My husband did not choose to become an atheist. It just made a lot more sense than the concept that there is an invisible entity who lives somewhere in the universe, who knows exactly what we are doing, who decides whether to answer our prayers or not, etc. I've never met an atheist who chose to be one. Some of us were never exposed to religion but a lot of us were taught that a certain religion was the truth. My ex is still a fanatical Baha'i who left the US to try and convert others to his religion. He keeps sending Baha'i literature to our grandchildren my son throws out. He was raised by parents who adopted that religion, after one of them was raised as a Christian and the other had Baha'i parents. I don't think people choose what to believe. I think what they believe is due to a lot of factors and influences.
 
fc72db9e65512aa3c636d584cc44448f.gif
 
You can't think that God exists before you are exposed to the idea of God.

OK
We'll do it your way.
There was never a time I wasn't "exposed to the idea of God".
 
I bet he can't even butcher a goat.
Hey, if he can have the EXACT SAME EXPERIENCE OF GOD, surely he can have the EXACT SAME EXPERIENCE OF BUTCHERING A GOAT!

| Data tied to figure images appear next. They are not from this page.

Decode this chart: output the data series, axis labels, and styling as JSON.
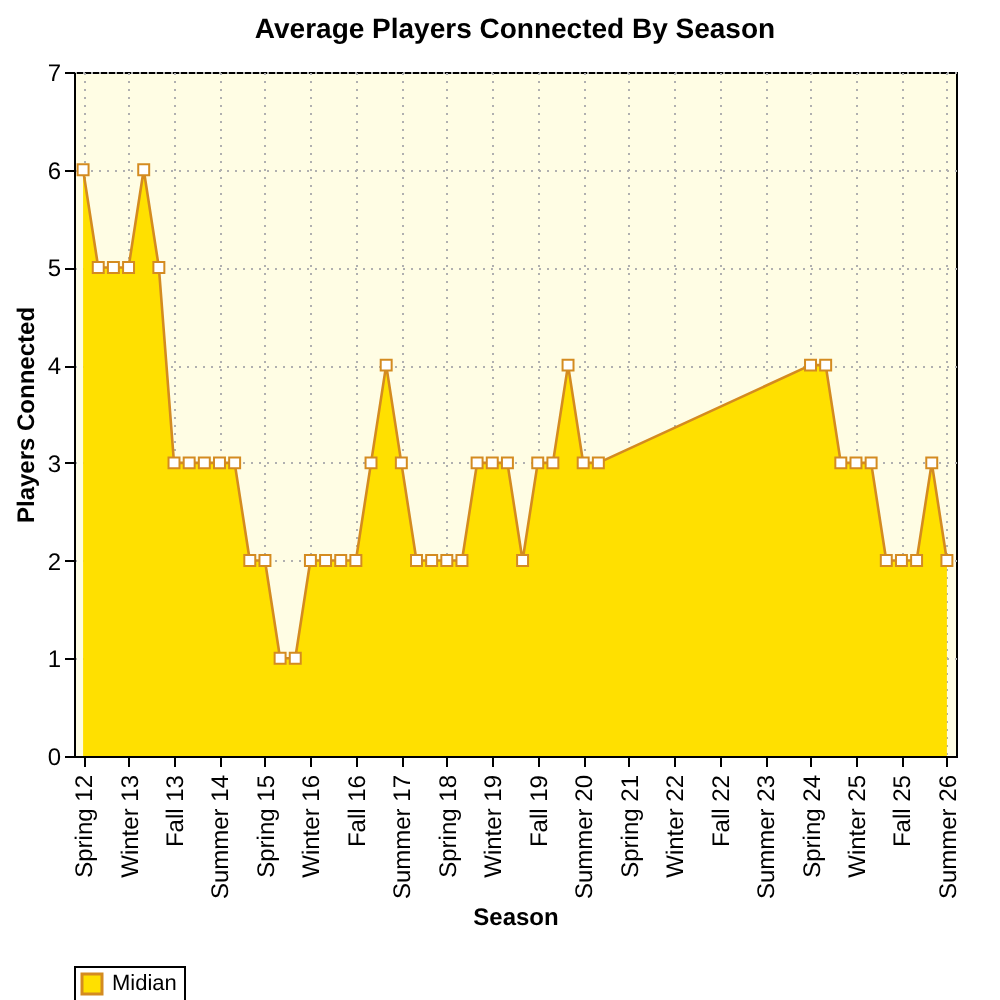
{
  "chart_data": {
    "type": "area",
    "title": "Average Players Connected By Season",
    "xlabel": "Season",
    "ylabel": "Players Connected",
    "categories": [
      "Spring 12",
      null,
      null,
      "Winter 13",
      null,
      null,
      "Fall 13",
      null,
      null,
      "Summer 14",
      null,
      null,
      "Spring 15",
      null,
      null,
      "Winter 16",
      null,
      null,
      "Fall 16",
      null,
      null,
      "Summer 17",
      null,
      null,
      "Spring 18",
      null,
      null,
      "Winter 19",
      null,
      null,
      "Fall 19",
      null,
      null,
      "Summer 20",
      null,
      null,
      "Spring 21",
      null,
      null,
      "Winter 22",
      null,
      null,
      "Fall 22",
      null,
      null,
      "Summer 23",
      null,
      null,
      "Spring 24",
      null,
      null,
      "Winter 25",
      null,
      null,
      "Fall 25",
      null,
      null,
      "Summer 26"
    ],
    "series": [
      {
        "name": "Midian",
        "color": "#ffe000",
        "values": [
          6,
          5,
          5,
          5,
          6,
          5,
          3,
          3,
          3,
          3,
          3,
          2,
          2,
          1,
          1,
          2,
          2,
          2,
          2,
          3,
          4,
          3,
          2,
          2,
          2,
          2,
          3,
          3,
          3,
          2,
          3,
          3,
          4,
          3,
          3,
          null,
          null,
          null,
          null,
          null,
          null,
          null,
          null,
          null,
          null,
          null,
          null,
          null,
          4,
          4,
          3,
          3,
          3,
          2,
          2,
          2,
          3,
          2
        ]
      }
    ],
    "ylim": [
      0,
      7
    ],
    "yticks": [
      0,
      1,
      2,
      3,
      4,
      5,
      6,
      7
    ],
    "grid": true,
    "legend": "bottom left",
    "marker": "square"
  }
}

You even used the CAPS LOCK
Yes. It’s there for a reason.
I am mystified, Lion.
You DID (caps intended) say you had the “exact same feelings of god” [as 5thC goat herders].


Why are you denying it?
I really don’t think you’d intentionally resort to denying your own posted words, so I’m not sure what the deal is with this behavior. And besides claiming “thinking the same exact thing” and having “the exact same feelings” you venture this:

You're not in a position to tell me I haven't shared the same experiences of God that they had.

I think that implies that you ARE in such a “position”.
Not that there’s anything wrong with that, of course. Other than being irrational. But that’s the God business…
 
You came HERE to argue. We didn't go out on a quest to locate you. You are the one going out of your way...

It's a discussion board.
The very first post in the thread is an invitation to discuss.

"Your thoughts on the PoE?"

Do you want me to bury you in an avalanche of examples of posts made by people here challenging me to respond?
 
These perceived “challenges to respond” are mostly invitations to examine the closed circuit thought process that is religiosity. That you are challenged by them should be revelatory to you, about what you’ve been told.